Vsevolod Bagno
Born: 1951
Quick Study: Vsevolod Bagno is a distinguished literary scholar and translator of Spanish literature, director of the Institute of Russian Literature (aka the Pushkin House, a constituent institute of the Russian Academy of Sciences specializing in literature), editor-in-chief of the journal Russkaya literatura, and member of several Russian Federation cultural committees and councils.
The Bagno File: Bagno studied Spanish language and literature at Leningrad State University and wrote his two dissertations at the Pushkin House, eventually becoming that eminent institution’s director. He went on to produce an extensive body of scholarship on Russian literature, Spanish literature, and the cultural and literary connections between the two. He is also a professor at Saint Petersburg State University and a member of the Russian Academy of Sciences. He has translated poetry, prose, and drama from Spanish, Catalan, English, and French (including Francisco de Quevedo, José Ortega y Gasset, Jorge Luis Borges, Julio Cortázar, Germain Nouveau, Ramon Llull, and John Keats); edited editions of collected works of Jorge Luis Borges, Gabriel García Márquez, and Julio Cortázar in Russian translation; and since 2001 has periodically released collections of punning, paradoxical aphorisms entitled Pod absurdinku (a play on words combining the meanings of “muted,” “on the sly,” and “absurd”).
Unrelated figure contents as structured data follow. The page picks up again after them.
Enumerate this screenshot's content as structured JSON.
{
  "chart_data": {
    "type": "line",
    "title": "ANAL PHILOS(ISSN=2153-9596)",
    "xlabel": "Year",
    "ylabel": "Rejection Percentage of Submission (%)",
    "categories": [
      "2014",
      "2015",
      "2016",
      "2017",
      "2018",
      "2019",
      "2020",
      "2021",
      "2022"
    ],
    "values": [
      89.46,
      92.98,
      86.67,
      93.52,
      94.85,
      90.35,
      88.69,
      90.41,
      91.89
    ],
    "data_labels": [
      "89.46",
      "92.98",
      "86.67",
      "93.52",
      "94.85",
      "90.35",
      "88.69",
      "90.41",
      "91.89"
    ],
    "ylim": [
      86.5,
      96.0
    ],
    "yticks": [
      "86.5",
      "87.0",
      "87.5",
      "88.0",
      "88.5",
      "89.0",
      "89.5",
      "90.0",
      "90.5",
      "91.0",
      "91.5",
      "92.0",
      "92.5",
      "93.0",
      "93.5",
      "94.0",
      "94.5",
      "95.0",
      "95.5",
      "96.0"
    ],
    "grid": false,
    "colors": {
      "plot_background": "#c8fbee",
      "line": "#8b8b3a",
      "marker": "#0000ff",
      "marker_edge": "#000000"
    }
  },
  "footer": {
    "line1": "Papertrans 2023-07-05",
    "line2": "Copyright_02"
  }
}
Bagno’s myriad other services, duties, and positions include:
- Editor-in-chief, Russkaya literatura
- Member, Zvezda Community Council
- Member, Big Book Prize Community Council
- Member, Read Russia Prize jury
- Member, International Association of Cervantes Scholars
- President, St. Petersburg Cervantes Fund
- Member, St. Petersburg Writer’s Union
- Member, Supervisory Board of the Institute of Translation
- Member, Russian Language Support, Conservation, and Development Advisory Board of the Federation Council’s Committee on Education and the Sciences
- Member, Ministry of Culture’s Science and Innovation Committee
- Member, St. Petersburg Mayor’s Committee on Cultivating Language
- Board Member, Likhachev Fund
- Member, Supervisory Board for the Humanities for the Russian State University of the Humanities
- Member, St. Petersburg State University Federal Funds Committee (evaluates university faculty research proposals that request federal funds)
- Co-Chairperson of the committee on Connections and Cultural Relations between Russia, Spain, and Latin America of the Russian Academy of Science’s Research Council on the History of Global Culture
- Deputy Chairperson of the Editorial Board of the series “Literary Monuments” (releases academic editions of important literary works from around the world)
- Chairperson of the Editorial Board of the 35-volume Complete Collected Works of Dostoyevsky
- Member, Editorial Board of the Complete Collected Works of Pushkin
Psssst….........: Bagno was granted the Spanish Order of Isabella the Catholic (Officer of the Cross) in recognition of his dedication to promoting cultural ties between Spain and Russia.
Bagno’s Places: Born in Engels, Saratov Oblast; lives and works in Saint Petersburg.
The Word on Bagno: According to his membership profile on the webpage of the Worldwide Petersburger’s Club, his hobbies include photography, sculpture, and karate. He was recently one of the judges for the UK-Russia Year of Language and Literature Translation Contest (2016).
Bagno on Russian Literature: “We say that [Pushkin] is “our everything,” and foreigners are willing to believe it, but they have no idea what Pushkin did that was so special in the context of world literature, or what it is that makes Russians love him so much. And until this very day we still haven’t been able to explain this to the world. We were able to explain it with Dostoyevsky, Tolstoy, and Chekhov, but not with Pushkin. And he wasn’t the only one. Lermontov, Gogol, Goncharov, Leskov, Kharms, Tsvetaeva, Platonov…. the world literary community still hasn’t fully grasped their significance.”
Bagno on the Survival of Literature: “In order for it to survive, literature will develop other devices, other possibilities, ones that weren’t fully utilized before the advent of the Internet. Literature doesn’t have a predetermined period of existence. After all, nobody really knows exactly what it is. If we could precisely define the nature of the object, then we could talk about it having an expiration date, like sausage, or a bicycle.”
Bagno on Translation: “Translation isn’t the best form of communication on this earth, it is the only possible form. If we don’t translate what we want to say into our interlocutor’s language, then we have no chance of even being heard, much less understood.”
Bagno on Reading: “After all, if a person who likes trashy novels happens to open up some Dostoyevsky instead, then it will be a completely different Dostoyevsky. Not the one that, say, you and I know. There is one Leo Tolstoy, but then there’s a different one, and there’s also a third one, and it all depends on who’s reading him, and how. Unfortunately, we don’t know which Tolstoy or Pushkin the class delinquents at school are reading. It’d be interesting to find out.”